Apple shares soared to an all-time record on Monday as investors anticipated the release of the iPad this Saturday. In the run-up to the Apple tablet's release, Time and Wired, among other publications, have secured hefty amounts for ad placements in those magazines' iPad editions. Publishers and advertisers should heed Jack Shafer's warning from last year, however: If you're looking for innovation in tablet computing, don't expect it to come from the traditional media. The original article is reprinted below.
Sports Illustrated dazzled the technorati and knuckle-draggers alike earlier this month with a demo of a digital tablet prototype of the magazine promised for 2010. Radiating a wow-factor equal to some of the media gadgets in Steven Spielberg's Minority Report, the SI demo promises full-motion video, lightning-quick screen refreshes as you flick from page to page, and the power to customize the device per your preferences.
Time Inc., which owns Sports Illustrated, isn't the only publisher making digital reader noise. Engadget wrote about a similar, though less-polished demo of Condé Nast's Wired; the Hearst Corp. plans to start an online magazine and newspaper service in 2010 called Skiff, which will include a dedicated Skiff e-reader; and other newspaper and magazine companies are jumping into the mix.
Meanwhile, GQ and Esquire are releasing paid iPhone editions, the Kindle has new digital competition from Barnes & Noble's Nook, and folks can't stop talking about the much-rumored but unannounced revolutionary Apple tablet.
As someone who earns his living blasting targets with words, I can't help but applaud the rush of the magazine and newspaper industry to save itself exploiting a new publishing platform. But all the hoopla reminds me of the hype that greeted previous electronic publishing technologies, chronicled so well by Pablo J. Boczkowski in his 2005 book Digitizing the News: Innovation in Online Newspapers. Publishers spent hundreds of millions of dollars shoveling print content into videotex, audiotex, fax, CD-ROM technologies, and such proprietary online services as America Online, Prodigy, CompuServe, and Ziff Interchange.
Who can forget the excitement that the CD-ROM version of Newsweek generated in November 1992 when it was announced! Well, everybody. But believe me, it caused a stir upon its debut. Called Newsweek Interactive, the quarterly publication was among the first general interest magazines on CD. It featured recorded interviews, video, graphics, and three months' worth of Newsweek, and stories from its sister publication, the Washington Post. Then as now, the industry hadn't agreed on a universal standard, so the first edition of Newsweek Interactive was originally compatible with only a $999 Sony multimedia player, according to the report in the New York Times. Newsweek President Richard M. Smith told the Times that his company's early experience with the CD-ROM product would give it a valuable head-start on the competition.
A head-start to last place, I should add. The CD-ROM and its fellow technologies flopped for a variety of reasons. Too expensive, too cumbersome, too wedded to a proprietary platform, and not much fun.
The failure of the CD-ROM demonstrates in miniature the difficulty of translating one media form into another. But it's not the only example. Early TV news was often just a newscaster reading a script into a camera—essentially radio on TV. But even modern attempts to extend a media brand into a new technological form have proven disastrous. The New York Times lost millions trying to create a cable channel—Discovery Times—with the Discovery network. Closer to my corporate home, the Washington Post stumbled in its more modest effort to create Washington Post Radio on an AM station in D.C. (See Marc Fisher's postmortem of that venture.) Attempts to morph People magazine, Wired magazine, and USA Todayinto television shows likewise cratered. Time Warner famously squandered millions on the mistaken belief that its ultimate Web portal should be populated with the magazines it published. The site was called Pathfinder.com. It's obvious to us today that what Time Warner should have done but didn't is start a great search engine.

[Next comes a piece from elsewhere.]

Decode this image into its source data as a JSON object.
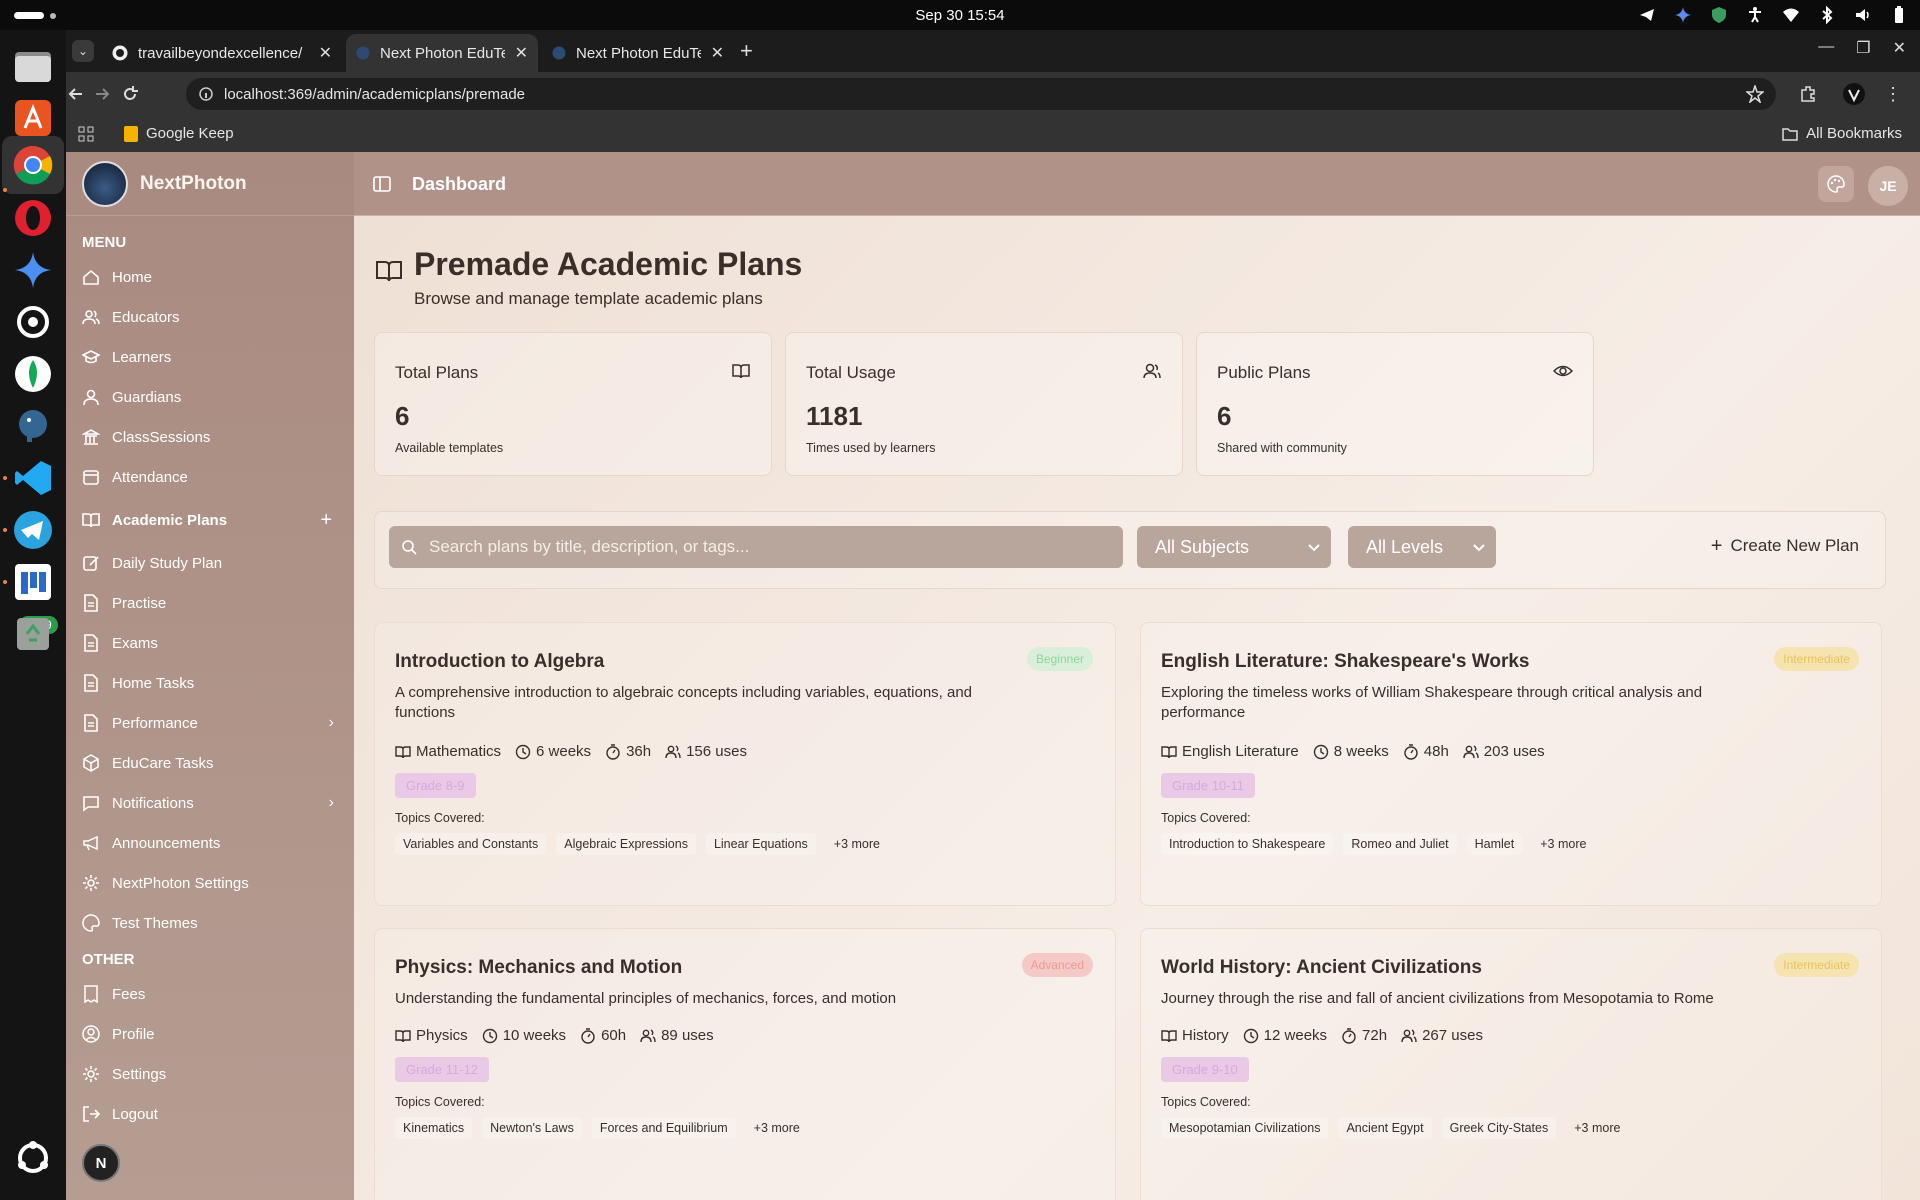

As Boczkowski writes, even when established media companies attempt to innovate into a new media space, they end up hedging—not throwing enough energy into new media because they're too invested in the legacy media. Hedging isn't stupid. It makes sense to hedge as long as your legacy product remains profitable. But hedge too long and you miss making a profitable and timely transition to the new media form (example: the music business). The book industry, once aroused by the e-market, is now having second thoughts and hedging: Hachette, Simon and Schuster, Macmillan, and HarperCollins have all delayed the e-publication of some new titles to better protect their paper versions.